Sadly, modern Christians are absolutely clueless about a significant period of time called the Reformation. If you ask most Evangelical Christians today whether they were Catholic or Protestant, they would know just how to answer the question and say without much thought, Protestant. Although they would know that they weren’t Catholic, they would not be able to give a good answer as to what it means to be Protestant. “So, what is it that you are protesting?’ you might ask them. The brave might respond, “the Catholic church.” It would become painfully obvious that these protesting “soldiers” were unaware of why they were in battle and unsure of whom the enemy really was. The term Reformation is the historical name given to a period of time beginning in the sixteenth century where a cry went forth in Western Europe. All agree that the starting gun of the Reformation was Martin Luther nailing his 95 theses to the church door at Wittenburg, Germany on October 31, 1715. The second large body of commotion started in Switzerland by John Calvin in Geneva.
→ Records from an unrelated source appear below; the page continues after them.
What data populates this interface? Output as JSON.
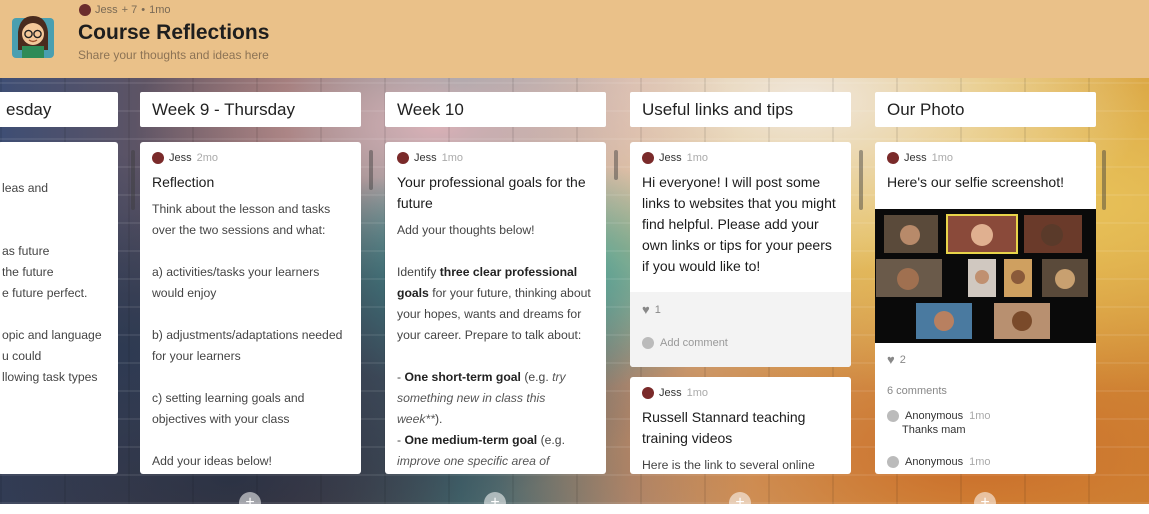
{
  "header": {
    "meta_author": "Jess",
    "meta_contrib": "+ 7",
    "meta_sep": "•",
    "meta_time": "1mo",
    "title": "Course Reflections",
    "subtitle": "Share your thoughts and ideas here"
  },
  "columns": [
    {
      "title": "esday"
    },
    {
      "title": "Week 9 - Thursday"
    },
    {
      "title": "Week 10"
    },
    {
      "title": "Useful links and tips"
    },
    {
      "title": "Our Photo"
    }
  ],
  "col0_card": {
    "lines": [
      "",
      "leas and",
      "",
      "",
      "as future",
      "the future",
      "e future perfect.",
      "",
      "opic and language",
      "u could",
      "llowing task types"
    ]
  },
  "col1_card": {
    "author": "Jess",
    "time": "2mo",
    "title": "Reflection",
    "p1": "Think about the lesson and tasks over the two sessions and what:",
    "p2": "a) activities/tasks your learners would enjoy",
    "p3": "b) adjustments/adaptations needed for your learners",
    "p4": "c) setting learning goals and objectives with your class",
    "p5": "Add your ideas below!"
  },
  "col2_card": {
    "author": "Jess",
    "time": "1mo",
    "title": "Your professional goals for the future",
    "p1": "Add your thoughts below!",
    "p2a": "Identify ",
    "p2b": "three clear professional goals",
    "p2c": " for your future, thinking about your hopes, wants and dreams for your career. Prepare to talk about:",
    "l1a": "- ",
    "l1b": "One short-term goal",
    "l1c": " (e.g. ",
    "l1d": "try something new in class this week**",
    "l1e": ").",
    "l2a": "- ",
    "l2b": "One medium-term goal",
    "l2c": " (e.g. ",
    "l2d": "improve one specific area of"
  },
  "col3_card1": {
    "author": "Jess",
    "time": "1mo",
    "title": "Hi everyone! I will post some links to websites that you might find helpful. Please add your own links or tips for your peers if you would like to!",
    "likes": "1",
    "add_comment": "Add comment"
  },
  "col3_card2": {
    "author": "Jess",
    "time": "1mo",
    "title": "Russell Stannard teaching training videos",
    "body": "Here is the link to several online"
  },
  "col4_card": {
    "author": "Jess",
    "time": "1mo",
    "title": "Here's our selfie screenshot!",
    "likes": "2",
    "comments_count": "6 comments",
    "c1_author": "Anonymous",
    "c1_time": "1mo",
    "c1_text": "Thanks mam",
    "c2_author": "Anonymous",
    "c2_time": "1mo"
  },
  "icons": {
    "add": "+"
  },
  "colors": {
    "header_bg": "#eac189",
    "card_bg": "#ffffff"
  }
}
The later large movement in Reformation centered not on an individual, but rather a group called the Anabaptists. Lastly, a fourth major movement in the Reformation was the counter attack mounted by the Catholic Church in response to the success of the Reformers. These events encompass a period of roughly two and a half centuries during the sixteenth through eighteenth centuries. The reformers unanimously circled their wagons around 5 truths:

  • Sola Scriptura
  • Solus Christus
  • Sola Gratia
  • Soli Deo Gloria
  • Sola Fide

Perhaps no other Sola caused as much turmoil during the Reformation as Sola Fide. It was the very doctrine that prompted Martin Luther in his 95 theses to challenge the Catholic position of indulgences. He had heard a sermon preached by a Catholic clergy which appalled him by its crude theology and materialism. Upon returning home, he drafted the theses and posted them October 31, 1517 on the church door at Wittenberg. Subsequently, the Catholic Church condemned Luther’s writing and wrote an order to have his worked burned. In response, some followers of Luther burned the order. Luther became a prolific writer and composed a number of works that refuted not only indulgences but established the reformational position of Sola Fide.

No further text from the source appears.